Wow, thanks everybody for your advice. I really like this here HUBB. So helpful!
So, to whittle it down:
1. Crossing into Desaguadero will have no appreciable advantage over crossing at Copacabana, because both roads lead to the heavily-roadblocked road to Puno, where stick- and stone-wielding mobs lie in wait. I don't suppose it helps that I'm a Canuck and the proposed mine they're protesting is, in fact, Canadian. Anyway, this isn't an option. I can just rule this one out.
2. The guaranteed option is to just turn around, go halfway back to Oruro, and then head to Chile via Curahuara. I really don't like this option because it involves backtracking, and also going to Chile, which I hear might set me back something like $150 for the temporary import fee for my bike?
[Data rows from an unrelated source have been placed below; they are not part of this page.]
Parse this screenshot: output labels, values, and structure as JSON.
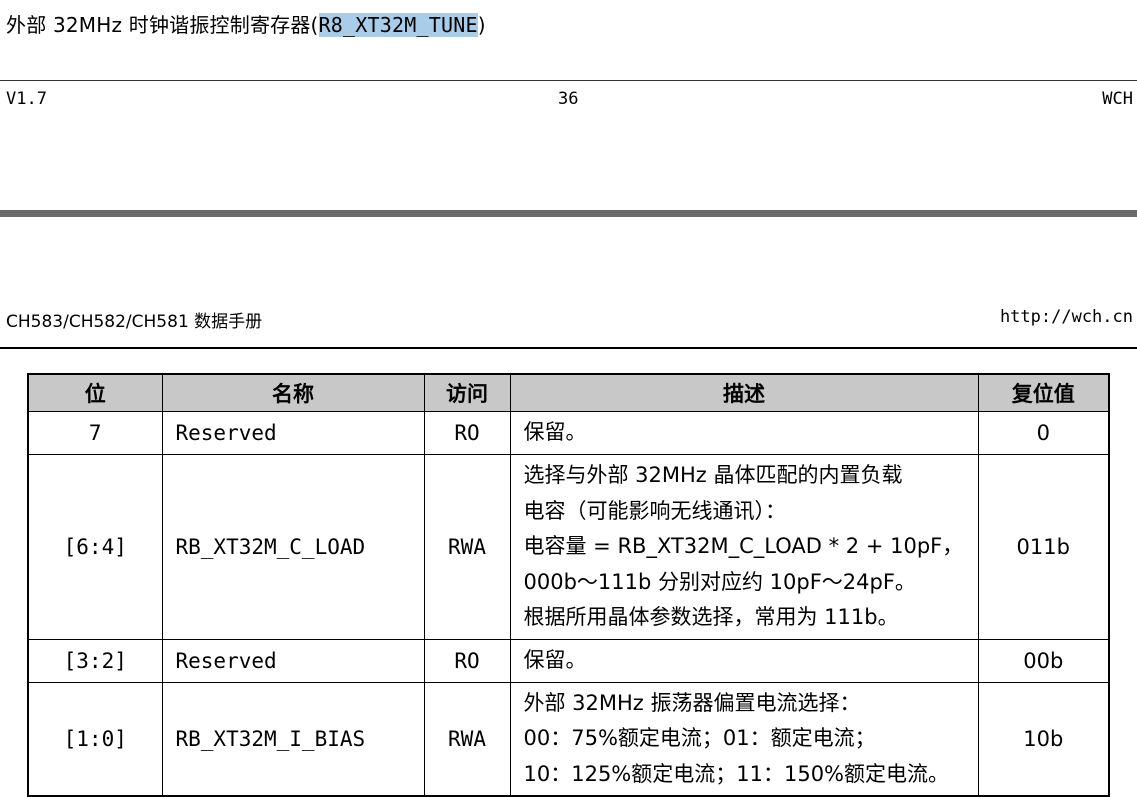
{
  "previous_page": {
    "title_prefix": "外部 32MHz 时钟谐振控制寄存器(",
    "title_register": "R8_XT32M_TUNE",
    "title_suffix": ")",
    "version": "V1.7",
    "page_number": "36",
    "company": "WCH"
  },
  "header": {
    "doc_title": "CH583/CH582/CH581 数据手册",
    "url": "http://wch.cn"
  },
  "table": {
    "headers": [
      "位",
      "名称",
      "访问",
      "描述",
      "复位值"
    ],
    "rows": [
      {
        "bit": "7",
        "name": "Reserved",
        "access": "RO",
        "desc": [
          "保留。"
        ],
        "reset": "0"
      },
      {
        "bit": "[6:4]",
        "name": "RB_XT32M_C_LOAD",
        "access": "RWA",
        "desc": [
          "选择与外部 32MHz 晶体匹配的内置负载",
          "电容（可能影响无线通讯）：",
          "电容量 = RB_XT32M_C_LOAD * 2 + 10pF，",
          "000b～111b 分别对应约 10pF～24pF。",
          "根据所用晶体参数选择，常用为 111b。"
        ],
        "reset": "011b"
      },
      {
        "bit": "[3:2]",
        "name": "Reserved",
        "access": "RO",
        "desc": [
          "保留。"
        ],
        "reset": "00b"
      },
      {
        "bit": "[1:0]",
        "name": "RB_XT32M_I_BIAS",
        "access": "RWA",
        "desc": [
          "外部 32MHz 振荡器偏置电流选择：",
          "00：75%额定电流；01：额定电流；",
          "10：125%额定电流；11：150%额定电流。"
        ],
        "reset": "10b"
      }
    ]
  },
  "colors": {
    "highlight": "#a9cde8",
    "header_bg": "#c8c8c8",
    "page_break_bar": "#6a6a6a"
  }
}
I heard something about that, anyway.
3. I may be able to get my bike onto a boat to Puno at Copacabana. Emphasis on *may*. This would involve loading the bike onto a smaller boat, which would then deliver the bike to a big boat, and would probably require some sort of winch to get on board. I'm riding a Vespa PX200, which weighs about 140kg with my topbox installed. Anyway, would the relatively small size of the bike might improve my chances with the boat option? And to what extent would money talk here? But more to the point, how hairy would it be getting *out* of Puno north towards Juliaca? Don't the stone-throwing mobs have to sleep sometime? Maybe I could slip out of town at the crack of dawn or something.
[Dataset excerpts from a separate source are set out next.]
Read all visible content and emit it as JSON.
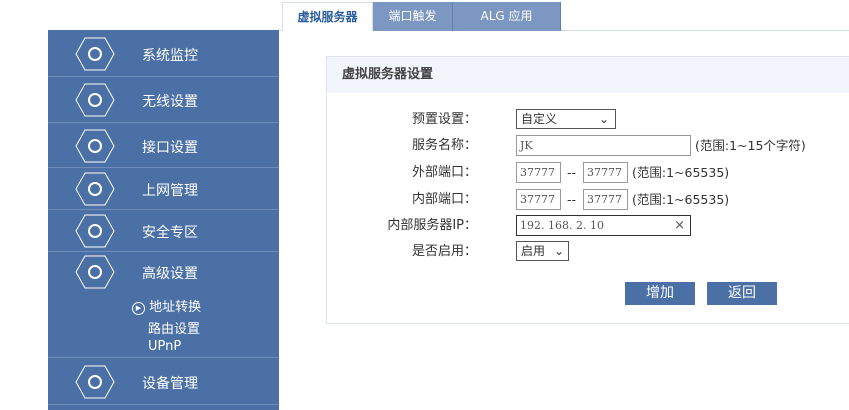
{
  "tabs": [
    {
      "label": "虚拟服务器",
      "active": true
    },
    {
      "label": "端口触发"
    },
    {
      "label": "ALG 应用"
    }
  ],
  "sidebar": {
    "items": [
      {
        "label": "系统监控",
        "icon": "monitor-gear-icon"
      },
      {
        "label": "无线设置",
        "icon": "wifi-gear-icon"
      },
      {
        "label": "接口设置",
        "icon": "interface-gear-icon"
      },
      {
        "label": "上网管理",
        "icon": "globe-icon"
      },
      {
        "label": "安全专区",
        "icon": "shield-lock-icon"
      },
      {
        "label": "高级设置",
        "icon": "gear-icon"
      },
      {
        "label": "设备管理",
        "icon": "device-manage-icon"
      }
    ],
    "submenu": [
      {
        "label": "地址转换",
        "active": true
      },
      {
        "label": "路由设置"
      },
      {
        "label": "UPnP"
      }
    ]
  },
  "panel": {
    "title": "虚拟服务器设置",
    "preset": {
      "label": "预置设置：",
      "value": "自定义"
    },
    "name": {
      "label": "服务名称：",
      "value": "JK",
      "hint": "(范围:1~15个字符)"
    },
    "ext_port": {
      "label": "外部端口：",
      "from": "37777",
      "sep": "--",
      "to": "37777",
      "hint": "(范围:1~65535)"
    },
    "int_port": {
      "label": "内部端口：",
      "from": "37777",
      "sep": "--",
      "to": "37777",
      "hint": "(范围:1~65535)"
    },
    "ip": {
      "label": "内部服务器IP：",
      "value": "192. 168. 2. 10",
      "clear": "×"
    },
    "enable": {
      "label": "是否启用：",
      "value": "启用"
    },
    "add_label": "增加",
    "back_label": "返回"
  }
}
4. Option 3, as Toby and Tenebra and, last night over

s, a Frenchman chef / biker here in La Paz explained, is to attempt the north side of Titicaca. My Frenchman pal here says that the road's pretty terrible, but that if my Vespa managed to navigate the ripio from Tupiza to Uyuni to Potosi, I should be able to manage this. Toby / Tenebra-- would that road compare? And just how deep are the sandy sections? Again, I'm on an old two-stroke Vespa here. It's proven surprisingly tough, this little bike, but the wheels can't handle much more than 4-5 inches of sand. Also, if I do attempt this ,the folks in Pto. Acosta will stamp out my carnet, correct? (For some reason they wouldn't issue me a temporary import down at Villazon, and insisted on using my expired carnet. I hope that doesn't come back to bite me in the ass.)
5. I'm a bit confused here about border formalities. Whichever option I go for, should I be trying to get my exit stamp here in La Paz? Is that the most guaranteed option?
6. And just a question about these mobs. My French friend here said he was surrounded by them when he crossed on his bike at Copacabana a few weeks ago, and that much raised palms and even-voiced pleading that he was just a tourist was enough to get them to let him be. I'm not sure if I'd be as convincing. Nor does that make any sense -- if the whole point of what these disgruntled back-to-the-earth types are doing is to make a stink, then it makes even more sense to hassle tourists, no?
Questions, questions. So complicated!
Thanks in advance for anything else you folks might have to add to my points/questions here.